Think in terms of namespaces. Many identity schemes rely on namespaces, however namespaces must be rooted and managed to prevent copying or cloning corrupting the namespace. Internet domain names are a popular basis for namespaces precisely because they are globally managed and controlled. E.g. Java, XML Schema and the Semantic Web all use variations of Internet domain name namespace identifiers.
Decide whether you need numerical identity. How will you determine numerical identity? Object references within a JVM? Generated statistically unique identifiers such as UUIDs? Automatically generated database row IDs? What about object serialization?
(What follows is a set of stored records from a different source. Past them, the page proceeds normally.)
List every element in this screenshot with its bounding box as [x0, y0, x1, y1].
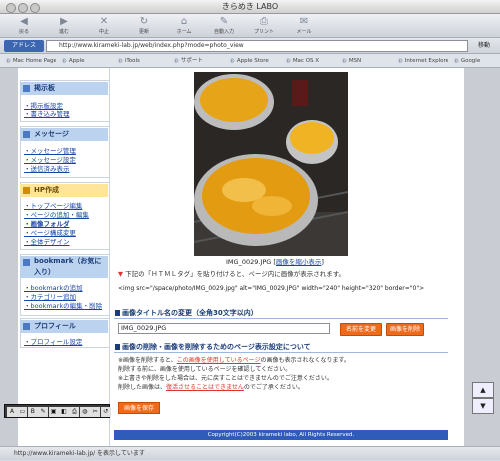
palette-tool-button[interactable]: ◧	[59, 407, 69, 417]
bookmark-item[interactable]: Apple	[62, 54, 112, 67]
sidebar-heading-message: メッセージ	[20, 128, 108, 141]
toolbar-button-label: 中止	[98, 29, 109, 35]
toolbar-button-label: プリント	[253, 29, 274, 35]
sidebar-heading-hp: HP作成	[20, 184, 108, 197]
toolbar-button-label: 戻る	[18, 29, 29, 35]
warning-line-4: 削除した画像は、復活させることはできませんのでご了承ください。	[118, 383, 448, 392]
palette-tool-button[interactable]: A	[7, 407, 17, 417]
palette-tool-button[interactable]: ▭	[17, 407, 28, 417]
delete-image-button[interactable]: 画像を削除	[386, 323, 424, 336]
right-window-strip: ▲ ▼	[464, 68, 500, 446]
toolbar-button-label: メール	[296, 29, 312, 35]
warning-line-2: 削除する前に、画像を使用しているページを確認してください。	[118, 366, 292, 373]
sidebar-heading-bookmark: bookmark（お気に入り）	[20, 256, 108, 278]
bookmark-item[interactable]: Apple Store	[230, 54, 280, 67]
left-window-strip	[0, 68, 18, 446]
web-page: 掲示板 掲示板設定 書き込み管理 メッセージ メッセージ管理 メッセージ設定 送…	[18, 68, 464, 446]
palette-tool-button[interactable]: B	[27, 407, 38, 417]
toolbar-button-print[interactable]: ⎙ プリント	[250, 15, 278, 37]
sidebar-heading-bbs: 掲示板	[20, 82, 108, 95]
tag-note: ▼ 下記の「ＨＴＭＬタグ」を貼り付けると、ページ内に画像が表示されます。	[118, 268, 448, 278]
warning-emphasis: 復活させることはできません	[166, 384, 244, 391]
bookmark-item[interactable]: Mac Home Page	[6, 54, 56, 67]
warning-text: ※画像を削除すると、	[118, 357, 177, 364]
mail-icon: ✉	[299, 16, 309, 27]
sidebar-item-design[interactable]: 全体デザイン	[24, 236, 70, 246]
bookmarks-bar: Mac Home Page Apple iTools サポート Apple Store M…	[0, 54, 500, 68]
sidebar-heading-profile: プロフィール	[20, 320, 108, 333]
palette-tool-button[interactable]: ▣	[48, 407, 59, 417]
bookmark-item[interactable]: iTools	[118, 54, 168, 67]
bookmark-item[interactable]: MSN	[342, 54, 392, 67]
palette-tool-button[interactable]: ◍	[79, 407, 90, 417]
warning-line-3: ※上書きや削除をした場合は、元に戻すことはできませんのでご注意ください。	[118, 375, 333, 382]
warning-text: 削除した画像は、	[118, 384, 167, 391]
sidebar: 掲示板 掲示板設定 書き込み管理 メッセージ メッセージ管理 メッセージ設定 送…	[18, 68, 110, 446]
title-change-heading: 画像タイトル名の変更（全角30文字以内）	[114, 308, 448, 319]
toolbar-button-refresh[interactable]: ↻ 更新	[130, 15, 158, 37]
delete-section-heading: 画像の削除・画像を削除するためのページ表示設定について	[114, 342, 448, 353]
minimize-window-button[interactable]	[18, 3, 28, 13]
refresh-icon: ↻	[139, 16, 149, 27]
window-title: きらめき LABO	[221, 2, 279, 11]
stop-icon: ✕	[99, 16, 109, 27]
warning-line-1: ※画像を削除すると、この画像を使用しているページの画像も表示されなくなります。	[118, 356, 448, 365]
sidebar-item-message-sent[interactable]: 送信済み表示	[24, 163, 70, 173]
palette-tool-button[interactable]: ↺	[100, 407, 111, 417]
toolbar-button-stop[interactable]: ✕ 中止	[90, 15, 118, 37]
print-icon: ⎙	[260, 16, 268, 27]
forward-arrow-icon: ▶	[60, 16, 68, 27]
back-arrow-icon: ◀	[20, 16, 28, 27]
toolbar-button-forward-arrow[interactable]: ▶ 進む	[50, 15, 78, 37]
bookmark-item[interactable]: Google	[454, 54, 500, 67]
autofill-icon: ✎	[219, 16, 229, 27]
toolbar-button-autofill[interactable]: ✎ 自動入力	[210, 15, 238, 37]
home-icon: ⌂	[180, 16, 188, 27]
photo-filename: IMG_0029.JPG	[226, 258, 272, 266]
warning-text: のでご了承ください。	[243, 384, 304, 391]
note-marker: ▼	[118, 270, 123, 278]
window-title-bar: きらめき LABO	[0, 0, 500, 14]
page-footer: Copyright(C)2003 kirameki labo, All Righ…	[114, 430, 448, 440]
zoom-window-button[interactable]	[30, 3, 40, 13]
save-image-button[interactable]: 画像を保存	[118, 402, 160, 414]
scroll-down-icon[interactable]: ▼	[472, 398, 494, 414]
toolbar-button-mail[interactable]: ✉ メール	[290, 15, 318, 37]
status-bar: http://www.kirameki-lab.jp/ を表示しています	[0, 446, 500, 460]
url-input[interactable]: http://www.kirameki-lab.jp/web/index.php…	[46, 40, 468, 52]
address-bar: アドレス http://www.kirameki-lab.jp/web/inde…	[0, 38, 500, 54]
close-window-button[interactable]	[6, 3, 16, 13]
image-title-input[interactable]: IMG_0029.JPG	[118, 323, 330, 334]
toolbar-button-label: ホーム	[176, 29, 192, 35]
rename-button[interactable]: 名前を変更	[340, 323, 382, 336]
bookmark-item[interactable]: Internet Explorer	[398, 54, 448, 67]
sidebar-item-bbs-posts[interactable]: 書き込み管理	[24, 108, 70, 118]
address-label: アドレス	[4, 40, 44, 52]
toolbar-button-label: 進む	[58, 29, 69, 35]
toolbar-button-back-arrow[interactable]: ◀ 戻る	[10, 15, 38, 37]
sidebar-item-bookmark-edit[interactable]: bookmarkの編集・削除	[24, 300, 103, 310]
sidebar-item-profile-settings[interactable]: プロフィール設定	[24, 336, 83, 346]
browser-toolbar: ◀ 戻る ▶ 進む ✕ 中止 ↻ 更新 ⌂ ホーム ✎ 自動入力 ⎙ プリント ✉ メール	[0, 14, 500, 38]
scroll-up-icon[interactable]: ▲	[472, 382, 494, 398]
toolbar-button-label: 自動入力	[213, 29, 234, 35]
bookmark-item[interactable]: Mac OS X	[286, 54, 336, 67]
toolbar-button-home[interactable]: ⌂ ホーム	[170, 15, 198, 37]
palette-tool-button[interactable]: ✎	[38, 407, 49, 417]
photo-shrink-link[interactable]: 画像を縮小表示	[276, 258, 322, 266]
floating-tool-palette: A ▭ B ✎ ▣ ◧ ⎙ ◍ ✂ ↺	[4, 404, 111, 418]
bookmark-item[interactable]: サポート	[174, 54, 224, 67]
photo-caption: IMG_0029.JPG [画像を縮小表示]	[226, 258, 324, 266]
delete-warning: ※画像を削除すると、この画像を使用しているページの画像も表示されなくなります。 …	[118, 356, 448, 392]
food-photo	[194, 72, 348, 256]
html-tag-code[interactable]: <img src="/space/photo/IMG_0029.jpg" alt…	[118, 282, 448, 300]
go-button[interactable]: 移動	[472, 40, 496, 52]
warning-link[interactable]: この画像を使用しているページ	[177, 357, 261, 364]
toolbar-button-label: 更新	[138, 29, 149, 35]
warning-text: の画像も表示されなくなります。	[260, 357, 350, 364]
palette-tool-button[interactable]: ✂	[90, 407, 101, 417]
palette-tool-button[interactable]: ⎙	[69, 407, 80, 417]
note-text: 下記の「ＨＴＭＬタグ」を貼り付けると、ページ内に画像が表示されます。	[125, 270, 346, 278]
Object cloning? Database replication?
For the reasons above numerical identity is very difficult to apply in computer systems. Numerical identity is often used as an optimization however where the scope of the optimization is well understood, such as within a single JVM/ClassLoader or within a single database table. It is usually hidden from end users because it is machine generated and has no inherent business sense. End users typically find opaque machine-generated identifiers difficult to work with, as they cannot understand why two artifacts that appear to be superficially qualitatively identical are numerically different. Even a UUID which should be universally unique is problematic because it is trivial to create exact clones of objects in computer systems, rendering the uniqueness property useless.
A common problem scenario is deciding that you are going to put a UUID in a document and identify documents by UUID. The end user then copies the document on the file system and ends up with two artifacts that have the same UUID but different file names. When the documents are loaded into your system one of four things can happen:
- The documents are both stored but they are retrieved non-deterministically. Your user interface makes it impossible for the user to understand which document they are editing (very bad!)
- The documents are both stored but the first or last document loaded is always returned. Your user interface makes it impossible for the user to understand which document they are editing (bad!)
- An error is detected as a duplicate UUID was loaded and the end user must intervene to fix the document they did not realize was broken — because your identifier is opaque (bad!)
- The second document silently overwrites the first, typically because they are being stored in a Map using the UUID as a key (very bad!)
The scenario above happened because the application developer’s identifier conflicts with the underlying storage mechanism’s identifier — typically a fully-qualified (case sensitive?) name for a file system. The file system will happily create exact clones of the developer’s supposedly numerically unique resources. Identity criteria mismatch scenarios are a very common source of identity related bugs – particularly across space and time, as in distributed systems.
Conclusion
I hope this entry has helped you understand how those pesky identity bugs keep cropping up in your products and code. I Am Not a Philosopher (IANAP!) so if I have piqued your interested I encourage you to look at some of the references below for far more detail.
What identity related bug did you workaround or fix this week?